Oliver: That's such an important question. We've been lucky enough -- one, we have a great software team. Jack Minardi is a co-founder of the company and a great software guy, and we have a great software team.

But the other thing we've been really fortunate about is actually Autodesk approached us about how they could help support our project. We basically told them, "There's not really a CAD package out there that allows you to do 3D routing of electronics."

They effectively embedded a software designer inside of our team to come up with a new design tool that allows you to import a 3D model, drag and drop electrical components in or on that 3D model, and then wire them up in three dimensions.

They basically created a whole new tool, called Project Wire, that's going to be available in a couple of months here. They've been really, really helpful.
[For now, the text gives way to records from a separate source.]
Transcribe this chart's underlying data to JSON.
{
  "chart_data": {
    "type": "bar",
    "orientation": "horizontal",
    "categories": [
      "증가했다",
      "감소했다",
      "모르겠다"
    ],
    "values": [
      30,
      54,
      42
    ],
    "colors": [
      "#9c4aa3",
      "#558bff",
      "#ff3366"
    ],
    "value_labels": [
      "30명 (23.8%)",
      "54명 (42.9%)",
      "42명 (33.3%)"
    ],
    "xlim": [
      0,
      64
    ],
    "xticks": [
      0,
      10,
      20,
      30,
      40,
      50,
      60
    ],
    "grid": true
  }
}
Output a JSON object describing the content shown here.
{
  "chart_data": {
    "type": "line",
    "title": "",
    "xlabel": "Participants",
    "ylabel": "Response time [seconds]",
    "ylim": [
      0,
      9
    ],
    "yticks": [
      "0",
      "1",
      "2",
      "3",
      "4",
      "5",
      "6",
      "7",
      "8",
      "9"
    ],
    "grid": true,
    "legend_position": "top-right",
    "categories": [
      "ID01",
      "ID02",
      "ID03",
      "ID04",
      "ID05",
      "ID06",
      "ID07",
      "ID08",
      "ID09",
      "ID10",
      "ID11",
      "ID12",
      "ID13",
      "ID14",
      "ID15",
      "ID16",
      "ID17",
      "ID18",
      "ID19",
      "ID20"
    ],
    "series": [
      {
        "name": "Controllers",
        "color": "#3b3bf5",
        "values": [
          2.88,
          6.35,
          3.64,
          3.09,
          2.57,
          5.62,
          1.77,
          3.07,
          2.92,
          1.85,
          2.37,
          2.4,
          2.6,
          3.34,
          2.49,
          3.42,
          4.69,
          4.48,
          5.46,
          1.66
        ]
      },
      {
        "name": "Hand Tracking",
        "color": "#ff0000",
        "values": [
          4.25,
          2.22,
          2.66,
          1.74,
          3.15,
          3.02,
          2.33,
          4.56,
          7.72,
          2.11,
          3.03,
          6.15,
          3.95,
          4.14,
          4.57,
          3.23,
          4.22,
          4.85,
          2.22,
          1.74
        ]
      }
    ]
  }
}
But it's important to note that while we really pride ourselves on these material innovations, both the software and the hardware have to be right there, supporting it, to really fulfill its full promise.

Heller: Making the software communicate with the hardware so it knows to lay down some silver conductive ink and some PLA or ABS plastic next to it, that's pretty seamless at this point?

Oliver: It's getting there. One of the great things about having the Autodesk software engineer on our team is on a day-to-day basis, we're using the software. Full disclosure, Project Wire works with our Slicer pipeline, our tool path planning pipeline, so we've had a lot of discussions about where that fence needs to be, how we need to send information back and forth over that fence.

Effectively, they tag information about not only the shape the material needs to be printed in, but also what type of material it is. Then our slicer and tool path planner can then make the correct tool path for that from that design file.

There's been a lot of communication back and forth on that. It's not a trivial problem.

Heller: Thank you so much for your time today, Dan.